Zat cair tersebut akan berubah fase menjadi gas untuk kemudian dialirkan dalam sebuah sistem tertutup, lalu dikondensasikan kembali menjadi bentuk cair agar proses pendinginan dapat terus berulang secara terus-menerus.

Peneliti asal Lawrence Berkeley National Laboratory dari University of California, Berkeley mengembangkan cara baru untuk menyerap dan memindahkan energi panas.

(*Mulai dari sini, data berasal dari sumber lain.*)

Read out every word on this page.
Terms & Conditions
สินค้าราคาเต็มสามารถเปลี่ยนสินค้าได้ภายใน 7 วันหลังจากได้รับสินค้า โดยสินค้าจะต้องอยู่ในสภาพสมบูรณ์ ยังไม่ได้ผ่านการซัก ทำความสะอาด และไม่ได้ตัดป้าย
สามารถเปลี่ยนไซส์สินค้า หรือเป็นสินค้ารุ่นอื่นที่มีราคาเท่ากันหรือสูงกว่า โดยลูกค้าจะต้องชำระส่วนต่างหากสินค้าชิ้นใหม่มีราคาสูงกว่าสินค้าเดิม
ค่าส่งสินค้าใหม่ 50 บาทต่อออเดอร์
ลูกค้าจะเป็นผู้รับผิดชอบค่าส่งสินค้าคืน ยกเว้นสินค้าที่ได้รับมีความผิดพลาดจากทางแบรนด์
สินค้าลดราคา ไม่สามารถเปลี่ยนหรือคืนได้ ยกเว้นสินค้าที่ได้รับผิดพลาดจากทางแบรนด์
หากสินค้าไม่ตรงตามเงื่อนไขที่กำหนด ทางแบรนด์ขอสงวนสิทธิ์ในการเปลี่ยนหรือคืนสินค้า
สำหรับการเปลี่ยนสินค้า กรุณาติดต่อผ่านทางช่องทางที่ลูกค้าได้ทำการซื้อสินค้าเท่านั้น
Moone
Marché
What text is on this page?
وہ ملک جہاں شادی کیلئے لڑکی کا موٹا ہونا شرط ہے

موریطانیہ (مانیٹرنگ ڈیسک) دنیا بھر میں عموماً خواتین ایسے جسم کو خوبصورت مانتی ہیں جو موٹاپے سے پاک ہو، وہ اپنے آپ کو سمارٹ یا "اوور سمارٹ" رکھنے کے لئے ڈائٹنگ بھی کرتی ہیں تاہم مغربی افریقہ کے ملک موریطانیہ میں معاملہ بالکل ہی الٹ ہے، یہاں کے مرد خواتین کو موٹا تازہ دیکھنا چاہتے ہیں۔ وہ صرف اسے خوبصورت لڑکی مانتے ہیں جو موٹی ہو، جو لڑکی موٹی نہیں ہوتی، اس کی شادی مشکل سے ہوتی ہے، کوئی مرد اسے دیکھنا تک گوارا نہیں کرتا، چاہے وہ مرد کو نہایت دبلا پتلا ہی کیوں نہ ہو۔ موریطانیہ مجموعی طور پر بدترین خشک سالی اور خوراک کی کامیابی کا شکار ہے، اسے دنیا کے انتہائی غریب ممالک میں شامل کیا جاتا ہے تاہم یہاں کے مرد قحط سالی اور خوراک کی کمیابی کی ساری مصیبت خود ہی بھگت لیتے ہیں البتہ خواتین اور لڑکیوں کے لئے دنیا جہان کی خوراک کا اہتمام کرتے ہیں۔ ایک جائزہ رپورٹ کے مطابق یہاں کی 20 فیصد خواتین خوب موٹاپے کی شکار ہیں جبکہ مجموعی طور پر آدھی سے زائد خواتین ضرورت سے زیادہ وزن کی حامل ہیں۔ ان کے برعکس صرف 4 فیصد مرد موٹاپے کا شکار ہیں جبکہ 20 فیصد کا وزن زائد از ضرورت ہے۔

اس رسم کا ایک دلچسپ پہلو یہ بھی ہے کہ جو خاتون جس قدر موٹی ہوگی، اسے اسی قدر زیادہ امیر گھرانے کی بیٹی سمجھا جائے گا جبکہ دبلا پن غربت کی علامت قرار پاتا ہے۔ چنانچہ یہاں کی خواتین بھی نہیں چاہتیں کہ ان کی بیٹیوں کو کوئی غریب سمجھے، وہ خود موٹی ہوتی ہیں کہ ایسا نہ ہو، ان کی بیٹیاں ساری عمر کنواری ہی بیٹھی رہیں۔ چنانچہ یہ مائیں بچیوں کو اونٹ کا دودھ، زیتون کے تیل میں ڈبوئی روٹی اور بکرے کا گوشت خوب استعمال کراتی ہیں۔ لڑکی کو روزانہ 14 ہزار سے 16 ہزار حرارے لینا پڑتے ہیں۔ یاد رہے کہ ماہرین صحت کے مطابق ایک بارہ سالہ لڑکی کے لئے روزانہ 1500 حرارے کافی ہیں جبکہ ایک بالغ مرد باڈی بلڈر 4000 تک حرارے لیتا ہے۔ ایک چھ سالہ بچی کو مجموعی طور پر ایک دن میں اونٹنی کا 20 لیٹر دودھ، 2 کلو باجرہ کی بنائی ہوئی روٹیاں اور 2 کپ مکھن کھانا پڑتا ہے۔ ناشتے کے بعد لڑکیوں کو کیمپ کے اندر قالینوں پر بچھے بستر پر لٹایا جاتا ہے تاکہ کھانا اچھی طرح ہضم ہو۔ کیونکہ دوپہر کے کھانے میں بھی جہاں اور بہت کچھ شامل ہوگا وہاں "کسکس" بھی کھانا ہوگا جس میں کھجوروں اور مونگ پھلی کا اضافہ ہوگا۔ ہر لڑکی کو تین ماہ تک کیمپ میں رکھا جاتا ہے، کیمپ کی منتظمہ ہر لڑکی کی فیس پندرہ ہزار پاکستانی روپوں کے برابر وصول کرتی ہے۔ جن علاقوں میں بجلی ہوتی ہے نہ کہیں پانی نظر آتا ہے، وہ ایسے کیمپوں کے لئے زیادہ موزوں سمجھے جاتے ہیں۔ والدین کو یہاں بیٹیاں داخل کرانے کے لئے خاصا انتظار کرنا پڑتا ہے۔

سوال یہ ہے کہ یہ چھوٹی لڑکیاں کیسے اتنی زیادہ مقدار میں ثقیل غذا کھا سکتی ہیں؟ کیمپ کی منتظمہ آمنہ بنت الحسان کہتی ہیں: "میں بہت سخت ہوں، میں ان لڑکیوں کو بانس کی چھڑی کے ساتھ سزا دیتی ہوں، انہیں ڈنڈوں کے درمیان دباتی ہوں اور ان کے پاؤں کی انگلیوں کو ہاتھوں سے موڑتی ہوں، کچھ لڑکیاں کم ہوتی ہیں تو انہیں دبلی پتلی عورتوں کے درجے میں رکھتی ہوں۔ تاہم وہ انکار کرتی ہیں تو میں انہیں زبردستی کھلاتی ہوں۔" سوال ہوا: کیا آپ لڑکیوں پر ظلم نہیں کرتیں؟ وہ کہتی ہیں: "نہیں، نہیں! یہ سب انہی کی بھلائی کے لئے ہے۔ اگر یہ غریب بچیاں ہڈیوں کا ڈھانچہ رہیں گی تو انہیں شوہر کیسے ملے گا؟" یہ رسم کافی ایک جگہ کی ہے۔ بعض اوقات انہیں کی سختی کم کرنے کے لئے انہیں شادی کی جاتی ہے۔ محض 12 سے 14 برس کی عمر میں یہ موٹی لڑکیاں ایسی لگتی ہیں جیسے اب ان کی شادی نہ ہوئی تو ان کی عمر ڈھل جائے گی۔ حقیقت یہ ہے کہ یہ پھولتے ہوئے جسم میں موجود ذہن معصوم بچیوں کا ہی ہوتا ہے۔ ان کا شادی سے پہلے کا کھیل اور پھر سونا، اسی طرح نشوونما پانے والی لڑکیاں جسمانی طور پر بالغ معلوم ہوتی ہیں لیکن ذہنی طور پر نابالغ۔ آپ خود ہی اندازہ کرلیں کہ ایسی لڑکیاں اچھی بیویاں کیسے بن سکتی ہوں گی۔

Model yang mereka gunakan memanfaatkan cara energi tersimpan dan dilepas saat material berubah bentuk, contohnya seperti saat es berubah menjadi air.

Jika suhu ruangan naik, es akan mencair. Pada saat yang sama, es yang mencair menyerap panas dari sekitarnya sehingga membuat ruangan menjadi dingin.

Untuk mencari alternatif proses pendinginan, peneliti fokus menemukan cara "mencairkan es" tanpa meningkatkan suhu. Metode yang ditemukan adalah dengan menambahkan partikel yang berisi energi yang dikenal sebagai ion.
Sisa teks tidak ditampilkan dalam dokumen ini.